At the emergency room, the doctor shook her head and sent him by ambulance to Rapid City Regional Hospital. He arrived at the emergency room and was told he may need emergency surgery.
"They did a CAT scan, where they could see an artery bleeding behind the chest bone. The doctor on call wouldn't touch me. A heart surgeon was called in to perform the surgery," he said.
At 11:45 p.m., he went into surgery.
"Two hours later, they found the elk hadn't punctured an artery but a blood vessel that was coming from a major artery about a quarter-inch from the artery," he said. "They had to cut my chest open like in open heart surgery."
With 42 stitches, an impressive scar and an unforgettable experience of a lifetime, he also will get to start driving soon. But he still isn't able to lift anything heavier than 10 pounds or go back to his job as maintenance worker at Custer School District until Dec. 20.
"It's just a matter of taking life easy," Venjohn said. "But I feel pretty good."
And his elk assailant?
"He's in the freezer. Well, no, he's not. I'm kidding."

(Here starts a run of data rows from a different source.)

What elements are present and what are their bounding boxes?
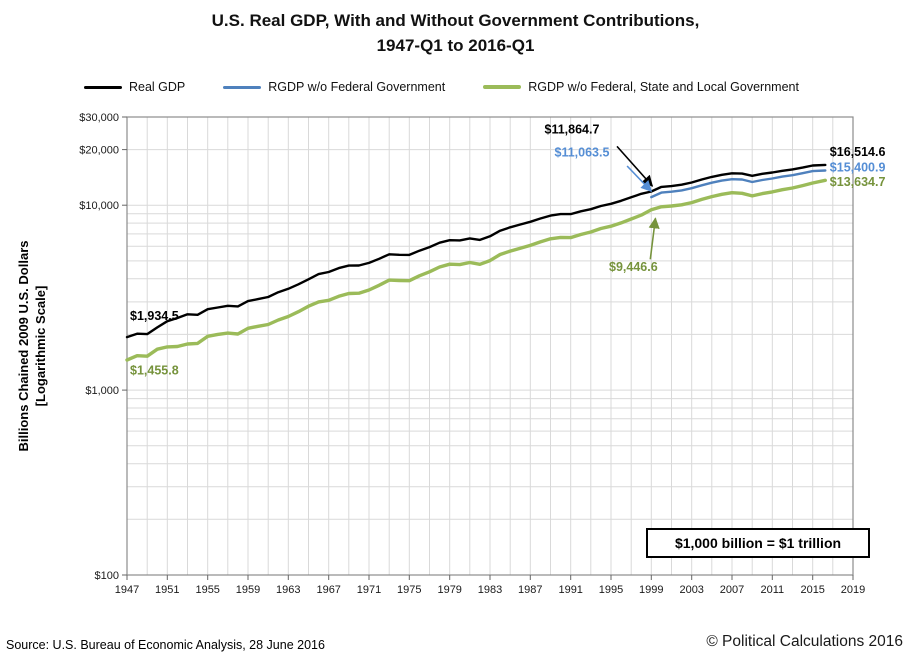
annotation-label-15-400-9: $15,400.9 [830, 161, 886, 175]
annotation-arrow [648, 217, 660, 260]
annotation-arrow [616, 145, 654, 187]
x-tick-label: 1979 [437, 584, 461, 596]
annotation-label-11-864-7: $11,864.7 [545, 122, 600, 136]
legend-item-2: RGDP w/o Federal, State and Local Govern… [483, 80, 799, 94]
series-rgdp-w-o-federal-government [650, 169, 827, 199]
legend-label: RGDP w/o Federal, State and Local Govern… [528, 80, 799, 94]
legend-label: Real GDP [129, 80, 186, 94]
y-tick-label: $20,000 [79, 145, 119, 157]
legend-label: RGDP w/o Federal Government [268, 80, 446, 94]
chart-legend: Real GDP RGDP w/o Federal Government RGDP … [84, 80, 799, 94]
x-tick-label: 2015 [800, 584, 824, 596]
x-tick-label: 1959 [236, 584, 260, 596]
series-lines [125, 163, 827, 362]
annotation-label-9-446-6: $9,446.6 [609, 260, 658, 274]
annotation-label-1-934-5: $1,934.5 [130, 309, 179, 323]
annotation-label-13-634-7: $13,634.7 [830, 175, 886, 189]
x-tick-label: 1983 [478, 584, 502, 596]
x-tick-label: 1951 [155, 584, 179, 596]
annotation-arrow [626, 165, 653, 193]
y-axis-title: Billions Chained 2009 U.S. Dollars [Logar… [16, 241, 48, 452]
legend-line-sample [483, 85, 522, 89]
legend-line-sample [223, 85, 262, 89]
x-tick-label: 1999 [639, 584, 663, 596]
x-tick-label: 2011 [760, 584, 784, 596]
legend-item-1: RGDP w/o Federal Government [223, 80, 445, 94]
y-tick-label: $30,000 [79, 112, 119, 124]
annotation-label-16-514-6: $16,514.6 [830, 145, 886, 159]
x-tick-label: 1975 [397, 584, 421, 596]
source-note: Source: U.S. Bureau of Economic Analysis… [6, 638, 325, 652]
x-tick-label: 1971 [357, 584, 381, 596]
x-tick-label: 2003 [679, 584, 703, 596]
chart-title: U.S. Real GDP, With and Without Governme… [0, 8, 911, 58]
x-tick-label: 1947 [115, 584, 139, 596]
legend-item-0: Real GDP [84, 80, 185, 94]
copyright-note: © Political Calculations 2016 [706, 633, 903, 650]
y-tick-label: $100 [95, 570, 119, 582]
chart-title-line1: U.S. Real GDP, With and Without Governme… [211, 11, 700, 30]
x-tick-label: 1987 [518, 584, 542, 596]
y-axis: $100 $1,000 $10,000 $20,000 $30,000 [79, 112, 127, 582]
gridlines [126, 117, 854, 575]
series-rgdp-w-o-federal-state-and-local-government [125, 178, 827, 362]
trillion-note-box: $1,000 billion = $1 trillion [646, 528, 870, 558]
x-tick-label: 1963 [276, 584, 300, 596]
annotation-label-11-063-5: $11,063.5 [555, 146, 610, 160]
x-tick-label: 1967 [316, 584, 340, 596]
x-tick-label: 2007 [720, 584, 744, 596]
annotations: $1,934.5 $1,455.8 $11,864.7 $11,063.5 $9,446… [130, 122, 885, 377]
x-tick-label: 1991 [558, 584, 582, 596]
x-tick-label: 2019 [841, 584, 865, 596]
x-axis: 1947 1951 1955 1959 1963 1967 1971 1975 1979 1983… [115, 575, 865, 596]
series-real-gdp [125, 163, 827, 339]
x-tick-label: 1995 [599, 584, 623, 596]
y-tick-label: $1,000 [85, 385, 119, 397]
annotation-label-1-455-8: $1,455.8 [130, 364, 179, 378]
chart-title-line2: 1947-Q1 to 2016-Q1 [376, 36, 535, 55]
y-tick-label: $10,000 [79, 200, 119, 212]
legend-line-sample [84, 85, 122, 89]
x-tick-label: 1955 [195, 584, 219, 596]
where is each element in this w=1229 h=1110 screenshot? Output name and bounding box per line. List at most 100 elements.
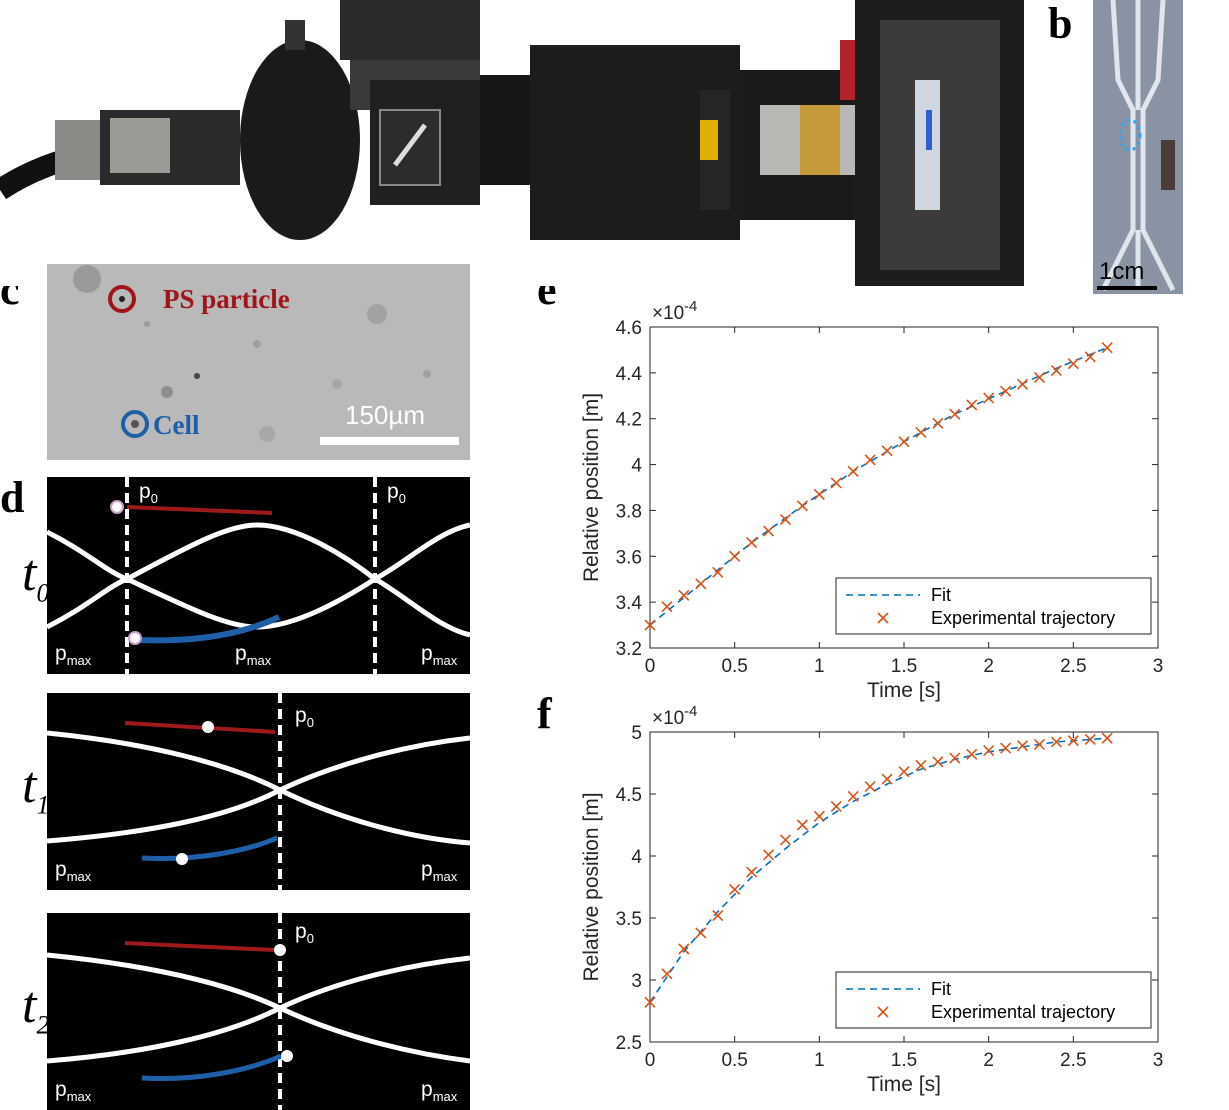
trajectory-point	[796, 819, 808, 831]
micrograph-scale-bar	[320, 437, 459, 445]
trajectory-point	[729, 550, 741, 562]
y-tick-label: 3.6	[616, 547, 642, 568]
chart-e: 0 0.5 1 1.5 2 2.5 3 3.2 3.4 3.6 3.8 4 4.2 4.4 4.6 ×10 -4…	[580, 300, 1163, 702]
x-tick-label: 1	[814, 656, 825, 677]
y-tick-label: 2.5	[616, 1033, 642, 1054]
panel-letter-d: d	[0, 473, 25, 522]
trajectory-point	[983, 745, 995, 757]
trajectory-point	[898, 766, 910, 778]
cell-marker	[121, 410, 149, 438]
trajectory-point	[762, 849, 775, 861]
trajectory-point	[864, 780, 876, 793]
panel-letter-b: b	[1048, 0, 1073, 48]
trajectory-point	[712, 566, 724, 578]
legend-trajectory-swatch	[877, 1006, 889, 1018]
trajectory-point	[1050, 364, 1062, 377]
legend-trajectory-label: Experimental trajectory	[931, 1002, 1115, 1022]
standing-wave-frame-t1: p0 pmax pmax	[47, 693, 470, 890]
trajectory-point	[1016, 378, 1029, 390]
trajectory-point	[932, 756, 944, 768]
trajectory-point	[864, 454, 876, 466]
legend-trajectory-swatch	[877, 612, 889, 624]
x-axis-label: Time [s]	[867, 1073, 941, 1096]
trajectory-point	[898, 436, 910, 448]
pmax-label: pmax	[421, 1078, 458, 1105]
axis-multiplier-exponent: -4	[684, 703, 697, 720]
y-tick-label: 3.2	[616, 639, 642, 660]
trajectory-point	[661, 601, 673, 613]
trajectory-point	[1016, 740, 1029, 752]
x-tick-label: 2.5	[1060, 1050, 1086, 1071]
microfluidic-chip-photo: 1cm	[1093, 0, 1183, 294]
pmax-label: pmax	[55, 1078, 92, 1105]
trajectory-point	[729, 883, 741, 896]
y-tick-label: 4.2	[616, 410, 642, 431]
trajectory-point	[746, 536, 758, 549]
trajectory-point	[983, 392, 995, 404]
legend-box	[835, 577, 1152, 635]
time-label-t0: t0	[22, 545, 50, 608]
x-tick-label: 0.5	[721, 656, 747, 677]
trajectory-point	[966, 399, 978, 411]
trajectory-point	[1000, 742, 1012, 754]
p0-label: p0	[295, 704, 314, 731]
y-tick-label: 4.6	[616, 318, 642, 339]
x-tick-label: 2	[983, 656, 994, 677]
cell-label: Cell	[153, 410, 200, 440]
standing-wave-frame-t0: p0 p0 pmax pmax pmax	[47, 477, 470, 674]
microscope-photo	[0, 0, 1024, 286]
y-tick-label: 3.8	[616, 501, 642, 522]
axis-multiplier: ×10	[652, 708, 684, 729]
particle-marker	[108, 285, 136, 313]
micrograph-scale-label: 150µm	[345, 400, 426, 430]
pmax-label: pmax	[235, 642, 272, 669]
x-tick-label: 1.5	[891, 1050, 917, 1071]
time-label-t1: t1	[22, 757, 50, 820]
trajectory-point	[712, 909, 724, 922]
trajectory-point	[1101, 732, 1113, 744]
trajectory-point	[661, 968, 673, 980]
trajectory-point	[830, 477, 842, 489]
legend-fit-label: Fit	[931, 979, 951, 999]
trajectory-point	[678, 589, 690, 601]
trajectory-point	[1050, 736, 1062, 748]
pmax-label: pmax	[55, 858, 92, 885]
trajectory-point	[881, 445, 893, 457]
chip-scale-label: 1cm	[1099, 258, 1145, 285]
trajectory-point	[915, 759, 927, 772]
y-tick-label: 3.5	[616, 909, 642, 930]
pmax-label: pmax	[421, 858, 458, 885]
y-tick-label: 3.4	[616, 593, 643, 614]
trajectory-point	[796, 500, 808, 512]
x-tick-label: 1	[814, 1050, 825, 1071]
pmax-label: pmax	[421, 642, 458, 669]
trajectory-point	[881, 773, 893, 785]
trajectory-point	[966, 748, 978, 760]
x-tick-label: 3	[1153, 1050, 1164, 1071]
trajectory-point	[1000, 385, 1012, 397]
trajectory-point	[1067, 735, 1079, 747]
fit-line	[649, 737, 1108, 1003]
axis-multiplier: ×10	[652, 303, 684, 324]
legend-fit-label: Fit	[931, 585, 951, 605]
x-tick-label: 2.5	[1060, 656, 1086, 677]
trajectory-point	[1067, 358, 1079, 370]
y-tick-label: 5	[631, 723, 642, 744]
fit-line	[649, 346, 1108, 626]
legend-trajectory-label: Experimental trajectory	[931, 608, 1115, 628]
p0-label: p0	[139, 480, 158, 507]
trajectory-point	[949, 752, 961, 764]
trajectory-point	[762, 525, 775, 537]
x-axis-label: Time [s]	[867, 679, 941, 702]
trajectory-point	[779, 514, 792, 526]
p0-label: p0	[295, 920, 314, 947]
y-tick-label: 4.4	[616, 364, 643, 385]
x-tick-label: 0.5	[721, 1050, 747, 1071]
trajectory-point	[915, 426, 927, 439]
trajectory-point	[695, 927, 707, 939]
trajectory-point	[644, 619, 656, 631]
x-tick-label: 2	[983, 1050, 994, 1071]
y-axis-label: Relative position [m]	[580, 393, 603, 582]
x-tick-label: 0	[645, 656, 656, 677]
trajectory-point	[746, 866, 758, 878]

While Venjohn was receiving medical care, his son-in-law alerted state Game, Fish & Parks officers of the trapped elk. The two responding game officials kept a safe distance, using a high-powered rifle to shoot off part of the antler of the dead elk to free the survivor, who was weakened and laying next to its former fellow combatant.
He didn't take the hint, and the wardens had to tie a log chain around the hind legs of the dead elk to pull it away with a pickup.
"After 10, 15 seconds, he jumped up and took off over the hill," Venjohn said. "He's out there somewhere."